Elle soutient que la Société Canal+ ne peut pas justifier, d’éléments concrets et précis permettant de caractériser un emploi par nature temporaire.
Elle indique que le risque commercial pris par l’entreprise pour les émissions qu’elle produit ne constitue pas une raison objective de recours aux CDD d’usage, dès lors que ce risque n’est pas diffèrent des risques pris par toute entreprise commerciale qui ne sait pas par avance le succès ou non des produits qu’elle commercialise.
Mme [U] rappelle avoir vu ses engagements systématiquement reconduits pendant 6 années de collaboration.

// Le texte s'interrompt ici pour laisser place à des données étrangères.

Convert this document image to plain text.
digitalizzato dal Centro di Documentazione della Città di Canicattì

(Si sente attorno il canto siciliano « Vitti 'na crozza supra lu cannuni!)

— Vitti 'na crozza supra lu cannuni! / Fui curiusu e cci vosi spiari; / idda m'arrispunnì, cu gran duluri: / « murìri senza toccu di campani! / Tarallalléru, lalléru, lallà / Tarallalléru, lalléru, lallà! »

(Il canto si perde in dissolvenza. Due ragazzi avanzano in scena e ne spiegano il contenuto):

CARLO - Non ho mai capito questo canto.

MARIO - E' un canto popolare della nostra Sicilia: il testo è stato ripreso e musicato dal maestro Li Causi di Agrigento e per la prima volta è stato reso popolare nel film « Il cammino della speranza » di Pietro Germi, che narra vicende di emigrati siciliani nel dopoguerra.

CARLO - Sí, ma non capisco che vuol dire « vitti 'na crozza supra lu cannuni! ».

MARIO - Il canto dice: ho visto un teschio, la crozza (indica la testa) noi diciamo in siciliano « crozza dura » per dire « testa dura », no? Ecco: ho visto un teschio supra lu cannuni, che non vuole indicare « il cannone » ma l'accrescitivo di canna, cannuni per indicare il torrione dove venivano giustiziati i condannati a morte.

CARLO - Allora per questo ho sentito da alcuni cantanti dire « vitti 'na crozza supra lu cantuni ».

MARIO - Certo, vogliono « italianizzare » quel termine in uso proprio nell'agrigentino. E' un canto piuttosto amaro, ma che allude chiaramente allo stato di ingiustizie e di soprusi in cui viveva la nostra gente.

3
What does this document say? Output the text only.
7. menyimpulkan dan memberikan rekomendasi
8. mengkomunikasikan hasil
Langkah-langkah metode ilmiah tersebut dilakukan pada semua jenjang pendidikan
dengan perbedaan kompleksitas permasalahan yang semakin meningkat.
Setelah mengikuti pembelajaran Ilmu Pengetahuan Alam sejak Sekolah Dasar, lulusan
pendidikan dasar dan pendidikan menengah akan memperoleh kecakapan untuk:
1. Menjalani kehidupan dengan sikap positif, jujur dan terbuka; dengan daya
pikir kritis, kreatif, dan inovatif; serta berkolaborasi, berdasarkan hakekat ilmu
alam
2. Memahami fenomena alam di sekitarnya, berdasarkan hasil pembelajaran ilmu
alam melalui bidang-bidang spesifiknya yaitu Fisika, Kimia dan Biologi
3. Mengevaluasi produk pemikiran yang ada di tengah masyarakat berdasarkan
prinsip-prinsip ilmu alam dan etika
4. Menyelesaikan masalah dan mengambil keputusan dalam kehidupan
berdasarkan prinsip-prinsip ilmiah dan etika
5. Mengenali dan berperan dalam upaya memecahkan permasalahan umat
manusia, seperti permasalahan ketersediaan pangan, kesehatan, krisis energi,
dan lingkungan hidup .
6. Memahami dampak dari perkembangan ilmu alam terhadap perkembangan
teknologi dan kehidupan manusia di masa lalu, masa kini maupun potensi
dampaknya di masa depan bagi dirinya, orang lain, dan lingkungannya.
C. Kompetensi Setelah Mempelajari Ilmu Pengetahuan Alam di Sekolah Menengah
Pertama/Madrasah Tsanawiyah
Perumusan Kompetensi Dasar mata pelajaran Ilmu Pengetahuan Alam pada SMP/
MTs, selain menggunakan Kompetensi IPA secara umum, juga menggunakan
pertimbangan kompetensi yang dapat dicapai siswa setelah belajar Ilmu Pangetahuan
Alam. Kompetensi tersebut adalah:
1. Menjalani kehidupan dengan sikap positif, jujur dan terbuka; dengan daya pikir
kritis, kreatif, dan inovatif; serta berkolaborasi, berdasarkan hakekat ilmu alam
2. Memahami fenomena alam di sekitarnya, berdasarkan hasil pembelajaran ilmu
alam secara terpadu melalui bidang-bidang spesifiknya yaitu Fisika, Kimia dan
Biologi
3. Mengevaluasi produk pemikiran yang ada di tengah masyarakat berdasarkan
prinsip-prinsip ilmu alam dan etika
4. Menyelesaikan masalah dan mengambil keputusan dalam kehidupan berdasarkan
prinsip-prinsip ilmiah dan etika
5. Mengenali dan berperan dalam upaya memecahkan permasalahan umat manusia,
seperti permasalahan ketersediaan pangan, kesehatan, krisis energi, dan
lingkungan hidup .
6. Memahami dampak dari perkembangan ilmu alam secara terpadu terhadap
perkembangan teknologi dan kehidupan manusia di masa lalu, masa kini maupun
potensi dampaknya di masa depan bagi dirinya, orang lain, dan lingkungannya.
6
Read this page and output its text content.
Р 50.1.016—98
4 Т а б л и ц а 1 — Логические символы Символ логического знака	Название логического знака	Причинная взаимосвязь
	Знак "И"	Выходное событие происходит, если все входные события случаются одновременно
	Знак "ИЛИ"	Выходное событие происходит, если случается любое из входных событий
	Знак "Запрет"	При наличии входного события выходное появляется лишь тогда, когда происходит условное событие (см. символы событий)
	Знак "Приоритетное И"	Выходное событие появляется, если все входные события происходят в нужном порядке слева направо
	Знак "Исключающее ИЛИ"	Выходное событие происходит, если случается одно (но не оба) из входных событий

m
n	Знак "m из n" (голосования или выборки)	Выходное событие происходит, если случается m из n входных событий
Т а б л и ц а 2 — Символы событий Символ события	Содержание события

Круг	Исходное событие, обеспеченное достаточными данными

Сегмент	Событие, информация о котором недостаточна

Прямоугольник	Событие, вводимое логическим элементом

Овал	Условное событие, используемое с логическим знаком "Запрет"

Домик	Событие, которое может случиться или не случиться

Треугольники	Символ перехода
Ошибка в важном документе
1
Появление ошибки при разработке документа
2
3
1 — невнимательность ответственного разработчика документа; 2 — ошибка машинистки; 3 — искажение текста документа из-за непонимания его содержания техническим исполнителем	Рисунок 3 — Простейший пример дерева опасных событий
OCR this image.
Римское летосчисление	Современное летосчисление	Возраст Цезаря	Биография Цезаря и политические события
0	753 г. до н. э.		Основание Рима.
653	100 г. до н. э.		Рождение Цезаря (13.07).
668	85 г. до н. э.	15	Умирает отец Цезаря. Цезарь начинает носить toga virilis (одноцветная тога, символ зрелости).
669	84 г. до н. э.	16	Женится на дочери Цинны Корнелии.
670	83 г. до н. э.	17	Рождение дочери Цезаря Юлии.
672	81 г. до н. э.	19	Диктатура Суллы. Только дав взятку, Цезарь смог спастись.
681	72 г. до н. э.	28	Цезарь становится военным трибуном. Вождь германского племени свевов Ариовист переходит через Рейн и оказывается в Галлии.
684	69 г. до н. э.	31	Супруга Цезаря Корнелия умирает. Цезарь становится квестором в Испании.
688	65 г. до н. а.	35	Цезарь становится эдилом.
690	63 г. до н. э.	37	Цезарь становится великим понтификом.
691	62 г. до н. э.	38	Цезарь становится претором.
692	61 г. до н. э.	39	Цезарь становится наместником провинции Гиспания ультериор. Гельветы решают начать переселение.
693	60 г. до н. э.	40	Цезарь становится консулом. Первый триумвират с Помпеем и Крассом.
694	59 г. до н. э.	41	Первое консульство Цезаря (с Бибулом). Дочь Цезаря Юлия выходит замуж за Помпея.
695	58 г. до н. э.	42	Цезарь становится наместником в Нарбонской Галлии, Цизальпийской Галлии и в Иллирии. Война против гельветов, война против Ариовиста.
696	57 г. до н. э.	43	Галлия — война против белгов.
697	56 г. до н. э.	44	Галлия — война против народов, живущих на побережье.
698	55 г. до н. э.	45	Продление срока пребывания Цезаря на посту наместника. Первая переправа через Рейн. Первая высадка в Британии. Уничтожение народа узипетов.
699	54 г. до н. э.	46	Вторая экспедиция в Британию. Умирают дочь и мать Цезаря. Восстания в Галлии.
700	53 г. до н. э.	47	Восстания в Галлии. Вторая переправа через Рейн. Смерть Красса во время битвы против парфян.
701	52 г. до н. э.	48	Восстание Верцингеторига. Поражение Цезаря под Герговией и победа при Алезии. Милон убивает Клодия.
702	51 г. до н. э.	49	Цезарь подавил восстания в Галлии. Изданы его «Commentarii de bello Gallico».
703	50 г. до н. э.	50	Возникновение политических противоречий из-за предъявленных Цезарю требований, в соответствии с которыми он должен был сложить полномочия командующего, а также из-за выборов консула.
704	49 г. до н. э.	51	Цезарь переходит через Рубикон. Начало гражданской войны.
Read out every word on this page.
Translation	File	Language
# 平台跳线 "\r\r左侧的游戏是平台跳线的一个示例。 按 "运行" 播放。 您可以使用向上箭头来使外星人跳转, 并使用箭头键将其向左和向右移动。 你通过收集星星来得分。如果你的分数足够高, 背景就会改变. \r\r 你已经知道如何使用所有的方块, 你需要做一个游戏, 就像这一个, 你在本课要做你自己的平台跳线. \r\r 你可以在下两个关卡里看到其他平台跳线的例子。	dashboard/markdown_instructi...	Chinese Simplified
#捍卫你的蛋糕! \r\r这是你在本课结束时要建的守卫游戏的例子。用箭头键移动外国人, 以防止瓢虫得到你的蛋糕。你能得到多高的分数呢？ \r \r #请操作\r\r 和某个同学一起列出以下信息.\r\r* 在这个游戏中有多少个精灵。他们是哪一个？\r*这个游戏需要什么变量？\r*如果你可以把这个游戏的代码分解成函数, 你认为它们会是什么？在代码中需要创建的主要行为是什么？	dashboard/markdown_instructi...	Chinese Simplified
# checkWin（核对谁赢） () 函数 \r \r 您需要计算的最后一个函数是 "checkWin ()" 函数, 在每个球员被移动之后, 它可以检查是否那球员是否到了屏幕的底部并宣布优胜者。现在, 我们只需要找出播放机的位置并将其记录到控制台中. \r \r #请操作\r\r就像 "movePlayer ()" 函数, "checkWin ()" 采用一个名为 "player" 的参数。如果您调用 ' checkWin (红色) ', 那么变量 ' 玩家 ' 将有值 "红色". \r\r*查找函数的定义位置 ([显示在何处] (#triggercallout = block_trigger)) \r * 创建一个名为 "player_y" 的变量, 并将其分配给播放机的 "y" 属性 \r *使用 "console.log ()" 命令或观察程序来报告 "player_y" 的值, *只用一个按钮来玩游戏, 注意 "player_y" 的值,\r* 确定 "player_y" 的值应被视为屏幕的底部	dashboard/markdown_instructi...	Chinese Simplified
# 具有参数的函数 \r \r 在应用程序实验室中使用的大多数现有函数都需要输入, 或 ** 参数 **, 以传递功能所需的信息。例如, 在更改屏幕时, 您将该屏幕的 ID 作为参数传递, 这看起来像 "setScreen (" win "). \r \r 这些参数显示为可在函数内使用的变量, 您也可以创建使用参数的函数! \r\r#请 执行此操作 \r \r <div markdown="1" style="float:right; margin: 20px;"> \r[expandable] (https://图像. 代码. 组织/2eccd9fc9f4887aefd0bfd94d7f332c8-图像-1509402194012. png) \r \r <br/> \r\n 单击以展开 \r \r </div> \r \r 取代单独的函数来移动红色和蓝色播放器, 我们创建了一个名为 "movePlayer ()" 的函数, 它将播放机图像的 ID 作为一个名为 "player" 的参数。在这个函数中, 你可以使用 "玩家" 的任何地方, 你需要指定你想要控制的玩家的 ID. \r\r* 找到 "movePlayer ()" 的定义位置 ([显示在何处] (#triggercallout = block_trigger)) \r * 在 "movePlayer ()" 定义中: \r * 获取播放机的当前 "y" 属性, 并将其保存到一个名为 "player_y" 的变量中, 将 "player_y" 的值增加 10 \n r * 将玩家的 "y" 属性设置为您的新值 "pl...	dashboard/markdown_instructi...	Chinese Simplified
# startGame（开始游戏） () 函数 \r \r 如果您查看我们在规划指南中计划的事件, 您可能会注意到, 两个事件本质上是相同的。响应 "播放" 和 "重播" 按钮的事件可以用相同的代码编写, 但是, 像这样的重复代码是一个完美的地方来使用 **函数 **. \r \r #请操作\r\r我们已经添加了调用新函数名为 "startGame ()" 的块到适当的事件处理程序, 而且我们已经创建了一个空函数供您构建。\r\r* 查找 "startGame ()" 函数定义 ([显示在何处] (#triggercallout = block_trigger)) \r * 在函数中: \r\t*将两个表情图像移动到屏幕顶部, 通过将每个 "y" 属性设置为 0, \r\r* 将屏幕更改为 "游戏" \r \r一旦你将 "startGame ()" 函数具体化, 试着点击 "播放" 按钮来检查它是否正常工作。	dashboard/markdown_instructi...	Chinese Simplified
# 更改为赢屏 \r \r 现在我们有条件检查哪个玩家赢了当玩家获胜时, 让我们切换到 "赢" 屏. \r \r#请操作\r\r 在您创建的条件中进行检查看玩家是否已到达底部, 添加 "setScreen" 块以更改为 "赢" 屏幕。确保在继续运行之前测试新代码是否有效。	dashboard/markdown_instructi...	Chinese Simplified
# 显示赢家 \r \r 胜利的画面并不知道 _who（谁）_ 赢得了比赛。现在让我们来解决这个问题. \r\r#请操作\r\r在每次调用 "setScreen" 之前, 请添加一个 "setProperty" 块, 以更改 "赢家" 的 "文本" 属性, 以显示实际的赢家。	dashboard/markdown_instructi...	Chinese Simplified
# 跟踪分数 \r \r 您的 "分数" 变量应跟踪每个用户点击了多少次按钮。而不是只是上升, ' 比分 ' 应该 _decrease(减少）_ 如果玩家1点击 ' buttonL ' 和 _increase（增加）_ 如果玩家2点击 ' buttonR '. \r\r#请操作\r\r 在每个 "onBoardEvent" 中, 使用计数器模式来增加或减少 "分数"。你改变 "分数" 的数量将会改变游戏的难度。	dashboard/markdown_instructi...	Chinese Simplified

Elle soutient également que la Société Canal+ ne peut invoquer la circonstance que son activité ferait partie des secteurs dérogatoires, pour établir les raisons objectives permettant la succession de CDD, dès lors que la mention de ce que l’activité de l’employeur relève d’un des secteurs cités à l’article D.1212 du Code du travail ne suffit pas, en soi, à légitimer le recours au contrat à durée déterminée d’usage.
Elle prétend en outre que l’argument tiré de l’application d’un accord professionnel est inopérant dès lors que la succession de CDD doit être justifiée non pas par l’identification d’un métier mais par des éléments concrets tenant à l’activité du salarié et aux conditions de son exercice.
Selon elle, l’emploi de scripte tel qu’elle l’a occupé au sein de la Société Canal+ est un emploi permanent correspondant à l’objet même de l’entreprise, à savoir la fabrication, 365 jours par an, de productions audiovisuelles et le morcellement de ses jours de travail ne fait pas disparaître le caractère permanent de cet emploi au sein de l’entreprise.
La circonstance qu’elle ait travaillé pour d’autres entreprises ne permettrait pas non plus à la Société Canal+ de s’affranchir de ses obligations d’employeur au motif qu’elle aurait travaillé pour d’autres entreprises lorsque Canal+ ne lui fournissait pas de travail, celle-ci étant sans conséquence sur la nature, temporaire ou non, de l’emploi de scripte pour lequel l’employeur a recouru à des contrats à durée déterminée.
La Société Canal + rétorque que son appartenance au secteur audiovisuel visé par l’article D. 1242-1 du Code du travail ne peut être sérieusement contestée, lui permettant le recours au contrat à durée déterminée pour les fonctions intermittentes par nature occupées par Mme [U].
Elle fait valoir qu’un tel usage des CDD pour des fonctions intermittentes est constant dans le secteur audiovisuel et a été validé par l’ensemble des partenaires sociaux.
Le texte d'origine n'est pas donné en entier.